We reviewed the medical records of all patients treated for thyroid cancer at the Gundersen/Lutheran Medical Center from 1969 to 1995. Histologic types, demographic and clinical characteristics, laboratory results, treatment, complications, and followup observations were tabulated. Risk was assigned according to the age, presence of distant metastasis, extent of the primary tumor, and site of the primary tumor (AMES) staging system.

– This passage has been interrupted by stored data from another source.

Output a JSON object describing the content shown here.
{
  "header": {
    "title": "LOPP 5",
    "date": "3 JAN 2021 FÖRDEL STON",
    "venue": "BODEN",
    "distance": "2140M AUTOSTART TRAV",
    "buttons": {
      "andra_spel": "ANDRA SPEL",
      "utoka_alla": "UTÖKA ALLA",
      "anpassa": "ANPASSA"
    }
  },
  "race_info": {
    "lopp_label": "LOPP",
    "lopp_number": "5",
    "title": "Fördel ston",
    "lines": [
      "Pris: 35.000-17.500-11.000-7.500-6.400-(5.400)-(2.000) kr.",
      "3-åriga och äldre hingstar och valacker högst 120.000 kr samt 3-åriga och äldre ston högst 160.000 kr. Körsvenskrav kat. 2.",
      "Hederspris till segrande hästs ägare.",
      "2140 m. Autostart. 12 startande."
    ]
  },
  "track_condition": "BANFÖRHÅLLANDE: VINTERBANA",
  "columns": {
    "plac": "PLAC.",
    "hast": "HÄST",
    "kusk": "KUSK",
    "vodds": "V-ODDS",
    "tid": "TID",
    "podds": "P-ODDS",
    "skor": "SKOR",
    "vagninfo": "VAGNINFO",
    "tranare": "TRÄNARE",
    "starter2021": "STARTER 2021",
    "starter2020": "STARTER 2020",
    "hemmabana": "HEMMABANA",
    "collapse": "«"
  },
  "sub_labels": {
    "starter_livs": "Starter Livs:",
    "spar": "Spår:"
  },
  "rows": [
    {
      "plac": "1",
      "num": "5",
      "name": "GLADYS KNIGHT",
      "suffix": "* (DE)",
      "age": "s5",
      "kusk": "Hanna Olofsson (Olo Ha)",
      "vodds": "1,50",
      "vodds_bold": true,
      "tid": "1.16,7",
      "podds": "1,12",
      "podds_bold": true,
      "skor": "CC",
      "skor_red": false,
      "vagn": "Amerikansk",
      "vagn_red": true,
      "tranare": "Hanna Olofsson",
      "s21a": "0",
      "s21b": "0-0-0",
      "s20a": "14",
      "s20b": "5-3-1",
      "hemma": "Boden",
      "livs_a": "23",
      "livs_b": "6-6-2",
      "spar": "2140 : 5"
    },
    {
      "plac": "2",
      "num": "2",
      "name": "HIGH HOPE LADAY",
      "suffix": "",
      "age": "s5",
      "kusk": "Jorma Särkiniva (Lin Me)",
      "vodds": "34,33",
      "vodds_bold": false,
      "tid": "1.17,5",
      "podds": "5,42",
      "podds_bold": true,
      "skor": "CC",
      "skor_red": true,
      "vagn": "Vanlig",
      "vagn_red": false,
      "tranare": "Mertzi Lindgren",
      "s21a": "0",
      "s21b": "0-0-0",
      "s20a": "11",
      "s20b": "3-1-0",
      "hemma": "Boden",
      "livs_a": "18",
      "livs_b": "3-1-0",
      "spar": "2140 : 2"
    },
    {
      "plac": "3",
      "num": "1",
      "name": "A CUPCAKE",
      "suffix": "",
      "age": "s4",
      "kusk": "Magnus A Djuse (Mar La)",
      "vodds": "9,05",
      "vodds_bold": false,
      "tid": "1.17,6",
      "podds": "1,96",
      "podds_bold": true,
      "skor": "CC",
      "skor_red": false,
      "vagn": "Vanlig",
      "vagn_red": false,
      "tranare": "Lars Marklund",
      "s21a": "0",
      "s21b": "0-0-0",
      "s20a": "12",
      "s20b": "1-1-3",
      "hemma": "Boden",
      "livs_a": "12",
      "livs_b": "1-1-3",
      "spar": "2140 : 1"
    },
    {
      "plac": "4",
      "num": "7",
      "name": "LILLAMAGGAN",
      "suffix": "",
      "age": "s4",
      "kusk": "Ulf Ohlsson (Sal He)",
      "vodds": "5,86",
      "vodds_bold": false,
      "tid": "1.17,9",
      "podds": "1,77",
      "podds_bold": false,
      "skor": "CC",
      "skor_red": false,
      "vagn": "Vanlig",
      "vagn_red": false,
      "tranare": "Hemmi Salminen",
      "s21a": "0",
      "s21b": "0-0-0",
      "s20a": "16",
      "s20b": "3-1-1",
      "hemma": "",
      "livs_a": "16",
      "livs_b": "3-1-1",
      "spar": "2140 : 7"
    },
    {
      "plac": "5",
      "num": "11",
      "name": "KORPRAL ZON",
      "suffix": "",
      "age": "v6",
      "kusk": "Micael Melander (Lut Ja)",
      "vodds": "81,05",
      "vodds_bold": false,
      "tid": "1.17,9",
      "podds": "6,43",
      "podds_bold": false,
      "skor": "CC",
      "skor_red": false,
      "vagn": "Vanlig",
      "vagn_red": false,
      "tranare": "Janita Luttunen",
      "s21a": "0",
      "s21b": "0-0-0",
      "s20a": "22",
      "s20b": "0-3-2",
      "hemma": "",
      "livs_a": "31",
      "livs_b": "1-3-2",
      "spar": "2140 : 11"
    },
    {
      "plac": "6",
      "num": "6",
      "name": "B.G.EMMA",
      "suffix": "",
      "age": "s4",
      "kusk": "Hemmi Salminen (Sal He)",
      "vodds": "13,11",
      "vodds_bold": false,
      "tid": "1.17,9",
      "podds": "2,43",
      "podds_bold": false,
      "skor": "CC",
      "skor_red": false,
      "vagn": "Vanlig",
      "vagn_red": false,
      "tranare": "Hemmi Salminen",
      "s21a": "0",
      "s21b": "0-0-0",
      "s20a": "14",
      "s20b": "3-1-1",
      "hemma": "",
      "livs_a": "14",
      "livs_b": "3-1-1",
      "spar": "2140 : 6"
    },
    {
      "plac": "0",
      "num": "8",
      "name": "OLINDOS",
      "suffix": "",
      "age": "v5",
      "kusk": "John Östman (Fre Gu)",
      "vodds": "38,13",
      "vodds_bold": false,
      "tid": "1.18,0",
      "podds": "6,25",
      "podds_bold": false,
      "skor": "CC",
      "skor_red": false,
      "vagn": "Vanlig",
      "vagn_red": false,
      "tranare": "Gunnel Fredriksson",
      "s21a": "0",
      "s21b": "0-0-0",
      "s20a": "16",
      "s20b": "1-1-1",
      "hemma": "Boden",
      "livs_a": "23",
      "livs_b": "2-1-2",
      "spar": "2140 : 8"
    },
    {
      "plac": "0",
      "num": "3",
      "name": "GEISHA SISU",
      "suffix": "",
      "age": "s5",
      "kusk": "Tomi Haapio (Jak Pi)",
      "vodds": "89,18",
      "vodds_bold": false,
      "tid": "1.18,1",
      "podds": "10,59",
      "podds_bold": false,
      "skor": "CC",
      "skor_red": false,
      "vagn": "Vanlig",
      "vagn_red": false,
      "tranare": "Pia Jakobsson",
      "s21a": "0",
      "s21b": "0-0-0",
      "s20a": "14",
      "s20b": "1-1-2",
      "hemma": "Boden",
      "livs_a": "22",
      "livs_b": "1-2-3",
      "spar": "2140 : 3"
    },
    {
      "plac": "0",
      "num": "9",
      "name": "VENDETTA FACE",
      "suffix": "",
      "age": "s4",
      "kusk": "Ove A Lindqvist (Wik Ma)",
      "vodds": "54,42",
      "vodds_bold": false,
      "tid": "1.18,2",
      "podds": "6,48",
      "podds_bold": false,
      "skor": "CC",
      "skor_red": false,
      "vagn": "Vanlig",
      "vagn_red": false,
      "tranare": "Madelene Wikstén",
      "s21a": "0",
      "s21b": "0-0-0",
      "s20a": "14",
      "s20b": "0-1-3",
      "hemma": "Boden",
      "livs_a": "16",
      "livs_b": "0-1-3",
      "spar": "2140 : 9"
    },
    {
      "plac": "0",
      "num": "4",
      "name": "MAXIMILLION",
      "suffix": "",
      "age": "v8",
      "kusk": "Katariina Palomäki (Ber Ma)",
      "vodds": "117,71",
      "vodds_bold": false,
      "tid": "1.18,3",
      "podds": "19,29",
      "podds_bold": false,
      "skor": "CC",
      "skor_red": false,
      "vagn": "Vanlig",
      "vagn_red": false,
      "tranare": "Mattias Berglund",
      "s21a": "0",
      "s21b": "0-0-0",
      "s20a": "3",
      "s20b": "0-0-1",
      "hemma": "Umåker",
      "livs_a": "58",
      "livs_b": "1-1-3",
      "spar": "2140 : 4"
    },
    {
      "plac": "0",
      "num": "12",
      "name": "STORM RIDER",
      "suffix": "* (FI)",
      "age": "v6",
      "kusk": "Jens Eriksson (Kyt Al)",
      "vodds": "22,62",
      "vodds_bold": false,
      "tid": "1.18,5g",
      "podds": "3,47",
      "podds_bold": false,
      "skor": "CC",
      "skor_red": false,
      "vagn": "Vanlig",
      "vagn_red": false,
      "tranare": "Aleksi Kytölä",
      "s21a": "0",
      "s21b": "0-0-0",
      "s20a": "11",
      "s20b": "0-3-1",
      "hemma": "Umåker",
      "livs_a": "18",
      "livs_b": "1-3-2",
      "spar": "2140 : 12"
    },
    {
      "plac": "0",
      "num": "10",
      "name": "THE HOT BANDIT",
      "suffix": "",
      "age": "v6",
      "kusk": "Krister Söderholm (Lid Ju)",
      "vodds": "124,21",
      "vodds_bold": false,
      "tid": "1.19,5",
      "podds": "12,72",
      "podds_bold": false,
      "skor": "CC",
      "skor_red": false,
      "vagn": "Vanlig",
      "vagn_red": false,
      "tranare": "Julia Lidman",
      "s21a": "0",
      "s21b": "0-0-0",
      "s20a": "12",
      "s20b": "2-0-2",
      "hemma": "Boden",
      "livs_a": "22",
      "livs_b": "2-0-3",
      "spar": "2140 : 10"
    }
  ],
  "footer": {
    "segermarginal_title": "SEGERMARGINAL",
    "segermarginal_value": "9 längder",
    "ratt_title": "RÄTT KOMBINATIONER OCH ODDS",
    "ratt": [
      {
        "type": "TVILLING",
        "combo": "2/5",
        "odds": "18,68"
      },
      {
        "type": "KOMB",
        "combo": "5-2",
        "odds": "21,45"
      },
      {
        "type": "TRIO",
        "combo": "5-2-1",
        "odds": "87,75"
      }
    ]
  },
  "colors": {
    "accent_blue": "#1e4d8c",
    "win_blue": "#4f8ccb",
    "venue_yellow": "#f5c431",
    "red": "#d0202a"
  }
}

The histologic classification was as follows: papillary, 139; follicular, 24; Hürthle cell, 14; and anaplastic, 11. Low-risk lesions were identified in 96%, 79%, and 71% of the patients with papillary, follicular, and Hürthle cell (collectively designated differentiated) carcinoma, respectively. We treated 60% of our patients with differentiated thyroid cancer with near-total or total thyroidectomy. Clinically involved cervical lymph nodes were removed singly or by modified neck dissection. We frequently ablated thyroid remnants after operation
with 29.9 mCi (1,110 MBq) of 131I, after which we treated the patient with suppressive doses of levothyroxine. Patients were evaluated yearly with thyroglobulin measurements and, in some high-risk patients, with total-body 131I scans. Cancer recurred in 13%, 8%, and 7% of our patients with papillary, follicular, and Hürthle cell carcinoma, respectively. Only three patients died of differentiated thyroid cancer; eight are alive with malignancy. In anaplastic thyroid cancer, cervical lymph node metastases, local invasion, and distant metastases were present in 18%, 64%, and 45% of patients at the time of initial evaluation. Total or near-total thyroidectomy was possible in only four of nine patients treated surgically. External radiation (11 patients) and chemotherapy (two patients) were used. Additional metastases developed in 45% of the patients, and nine patients died within a year. Permanent hypoparathyroidism or hoarseness complicated 2.7% of the thyroid operations.
Although our followup was relatively short, the results of treating thyroid cancer by general surgeons at a nonuniversity hospital compare favorably with results obtained from university referral centers.